Eco Textiles Hebtember Workshops

editorial image

Stornoway Castle Grounds brimmed with storytelling, rambling, foraging and creativity last Friday.

Rachel Powell, the eco-textile artist from Teeside, shared her knowledge of sustainable foraging to introduce ramblers to dyeing, knitting and weaving with windblown flowers and leaves, dried stems and twigs.

Foraged petals were used to dye recycled white cotton fabric, charcoal from the rhododendron eradication area was used as a drawing tool, local “bobban” wool was plied with wind fall branches and knitted on needles of whittled twigs.

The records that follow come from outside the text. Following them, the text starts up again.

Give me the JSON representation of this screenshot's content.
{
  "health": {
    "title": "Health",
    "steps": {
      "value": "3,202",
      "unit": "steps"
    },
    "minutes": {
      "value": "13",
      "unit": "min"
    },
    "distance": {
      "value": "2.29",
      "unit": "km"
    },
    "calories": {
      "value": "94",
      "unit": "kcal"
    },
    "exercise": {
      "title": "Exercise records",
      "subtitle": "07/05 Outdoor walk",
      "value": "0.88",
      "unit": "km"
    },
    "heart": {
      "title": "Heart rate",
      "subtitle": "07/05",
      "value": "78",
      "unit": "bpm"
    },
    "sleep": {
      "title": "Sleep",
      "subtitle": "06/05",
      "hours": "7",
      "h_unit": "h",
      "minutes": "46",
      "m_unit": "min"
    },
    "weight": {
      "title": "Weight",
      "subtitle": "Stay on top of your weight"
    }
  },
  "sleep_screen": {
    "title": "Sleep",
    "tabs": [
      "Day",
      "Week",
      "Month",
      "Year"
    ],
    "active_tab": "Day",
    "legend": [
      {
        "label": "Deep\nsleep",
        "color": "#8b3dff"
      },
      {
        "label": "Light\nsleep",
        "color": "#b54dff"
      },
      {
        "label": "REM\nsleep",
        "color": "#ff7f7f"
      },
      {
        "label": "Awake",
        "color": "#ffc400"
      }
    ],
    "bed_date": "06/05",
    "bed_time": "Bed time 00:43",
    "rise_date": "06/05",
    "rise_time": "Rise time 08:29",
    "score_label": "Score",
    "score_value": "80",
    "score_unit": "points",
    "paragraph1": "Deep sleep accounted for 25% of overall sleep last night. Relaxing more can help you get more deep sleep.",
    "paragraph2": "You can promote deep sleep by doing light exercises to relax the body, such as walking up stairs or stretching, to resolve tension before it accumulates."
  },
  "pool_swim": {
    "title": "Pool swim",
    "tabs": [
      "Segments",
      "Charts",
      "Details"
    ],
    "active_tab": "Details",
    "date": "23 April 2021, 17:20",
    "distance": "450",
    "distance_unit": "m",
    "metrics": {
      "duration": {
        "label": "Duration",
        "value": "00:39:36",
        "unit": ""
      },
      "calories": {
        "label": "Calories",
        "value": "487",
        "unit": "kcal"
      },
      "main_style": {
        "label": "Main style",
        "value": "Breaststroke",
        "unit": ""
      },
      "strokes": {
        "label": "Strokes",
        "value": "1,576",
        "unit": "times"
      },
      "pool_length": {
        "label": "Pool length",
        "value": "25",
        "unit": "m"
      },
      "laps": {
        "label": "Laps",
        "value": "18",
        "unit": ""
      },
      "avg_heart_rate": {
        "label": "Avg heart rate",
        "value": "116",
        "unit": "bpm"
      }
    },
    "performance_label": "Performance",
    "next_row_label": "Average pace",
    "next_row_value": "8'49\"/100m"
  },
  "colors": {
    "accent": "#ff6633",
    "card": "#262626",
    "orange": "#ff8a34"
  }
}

At the end of the day-long workshop a textile weaving was woven on a loom hanging from a tree branch by Sober Island.

Some of the regular walkers in the Grounds have, since the workshop, been contributing to this colourful and interesting weaving.

One participant said: “It was a wonderfully exhilarating and inspiring eco workshop in glorious sunshine. We spent the morning wandering around the grounds taking photos for inspiration. Then we naturally dyed some cotton with berries and petals, to get the most amazing colours.

“Rachel then set up a warp over the bough of a tree and we wove all sorts of natural wonders as the weft, we even used Harris wool knitted with twig needles! It was truly inspirational and uplifting!

The workshop was supported by CNES Arts as part of Hebtember and the Living it Up project which encourages social and active events for the Over 50s. Stornoway Trust generously gave permission for the use of the sustainable foraging area.

On Saturday, Rachel Powell headed to Barvas Community Centre for the Barvas Wool and Spinning Group as part of their monthly winter meetings. The group were shown new ways of using natural dyes from the local area, including plants grown in gardens and windblown materials. The afternoon was about upcycling, de-constructing yarns and reconstructing them with stitching.

Rachel Powell said: “Because of the sustainable and enviromental issues nowadays, a lot of people are interested in reviving traditional skills. We are helping to keep those old skills alive with a modern twist.”

Both workshops were co-ordinated by the local Cabraich Rafters Community Arts Group.